Generative AI used to plan cyber attacks

“We will see the release of generative AI that uses the tree of thought prompting to help plan cyber attacks. It’s quite possible that we could see something arise that plugs into other pieces of the botnet ecosystem that will make launching attacks a simple question of paying for what you want and then typing it in. It may even escalate the frequency and intensity of cyber attacks from parties who are engaged in physical conflicts around the world,” said Colin Estep, Principal Engineer.

Software supply chain will continue to be a high-value target for threat actors

“In 2024, the software supply chain will continue to be a high-value target for advanced threat actors. Over recent years, attacks on all four components – source, build, dependencies and deployment – have escalated dramatically. Despite the difficulty, successful compromises offer significant rewards, driving threat actors to invest in these more sophisticated tactics. This will continue into the coming year, where we will see even more creative exploits at the source stage, where attacks will range from injecting backdoors to outright theft of proprietary algorithms and everything in between,” said Dagmawi Mulugeta, Staff Threat Researcher.

Social engineering will dominate the threat landscape

“Social engineering will be the primary infiltration tactic in cyber attacks because it can be effective against a wide variety of targets.

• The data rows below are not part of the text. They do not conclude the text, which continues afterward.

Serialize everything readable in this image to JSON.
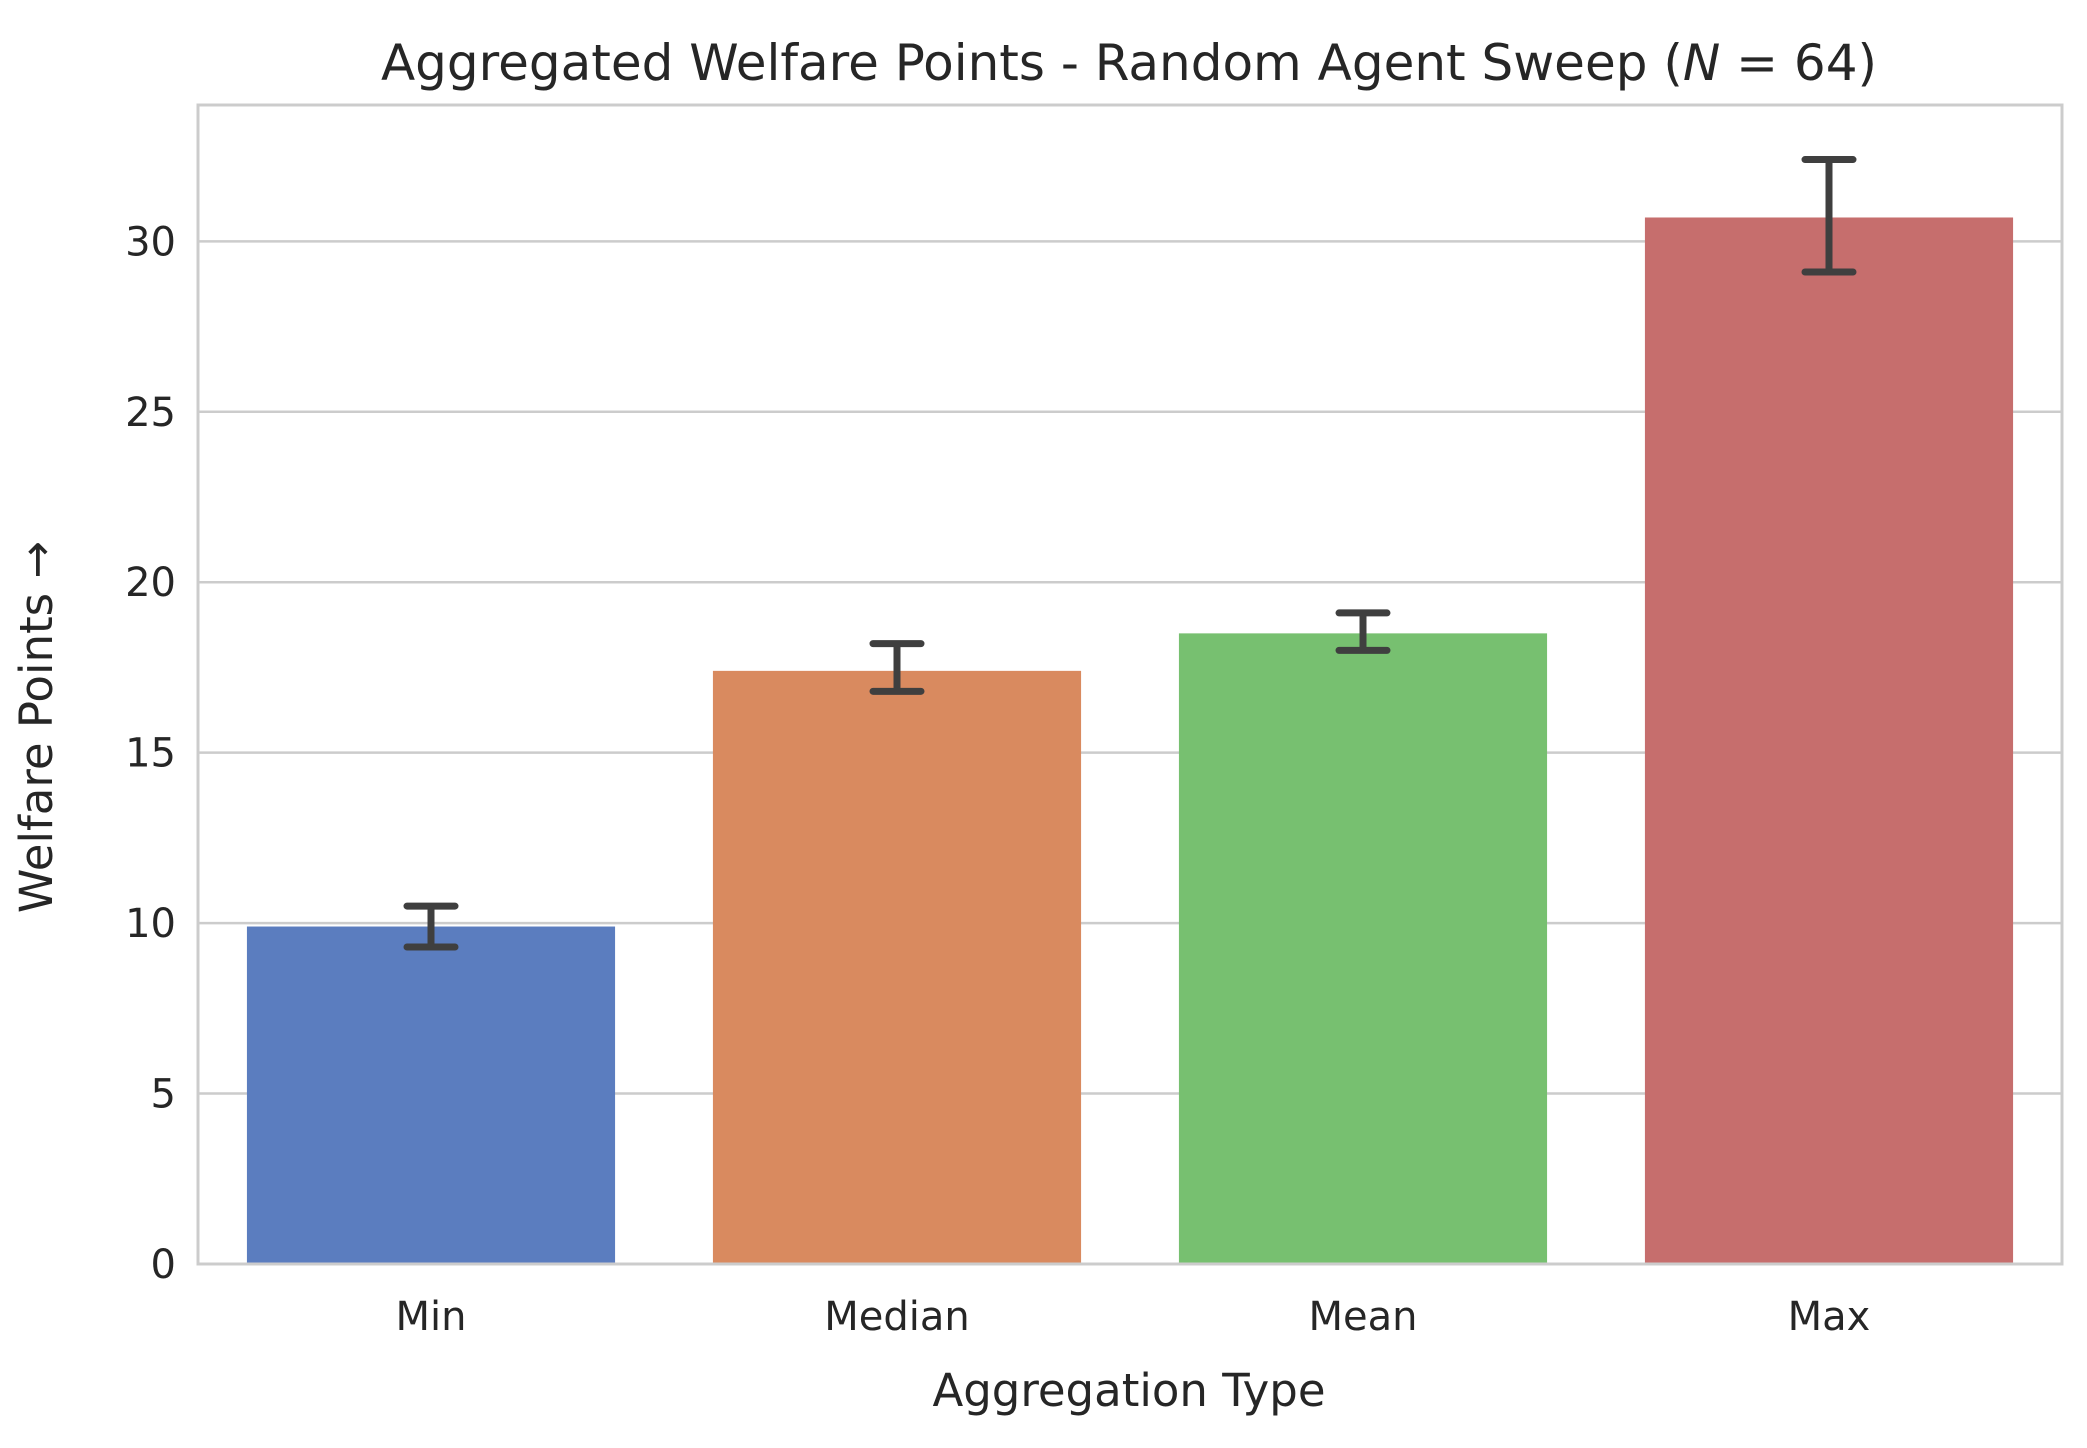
{
  "chart_data": {
    "type": "bar",
    "title_parts": {
      "prefix": "Aggregated Welfare Points - Random Agent Sweep (",
      "var": "N",
      "eq": " = 64)"
    },
    "xlabel": "Aggregation Type",
    "ylabel": "Welfare Points →",
    "categories": [
      "Min",
      "Median",
      "Mean",
      "Max"
    ],
    "values": [
      9.9,
      17.4,
      18.5,
      30.7
    ],
    "error_low": [
      9.3,
      16.8,
      18.0,
      29.1
    ],
    "error_high": [
      10.5,
      18.2,
      19.1,
      32.4
    ],
    "colors": [
      "#5b7dbf",
      "#d98a5f",
      "#77c070",
      "#c66e6d"
    ],
    "ylim": [
      0,
      34
    ],
    "yticks": [
      0,
      5,
      10,
      15,
      20,
      25,
      30
    ],
    "grid": "horizontal",
    "legend": "none"
  }
}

The primary channels for social engineering will include messaging apps, social media, phone calls, text messages and, of course, e-mail,” said Ray Canzanese, Head of Netskope Threat Labs.

Generative AI chatbots will be increasingly abused to deliver malware and phishing

“Delivering Trojan-ised installers, phishing and scam websites through search engine result pages has been an effective technique deployed by attackers throughout 2023. As generative AI chatbots continue to rise in popularity, we should expect that they will also be abused to serve malicious payloads next year. Organisations should ensure visibility and control to protect their users from this attack vector,” said Jan Michael L Alcantara, Threat Research Engineer.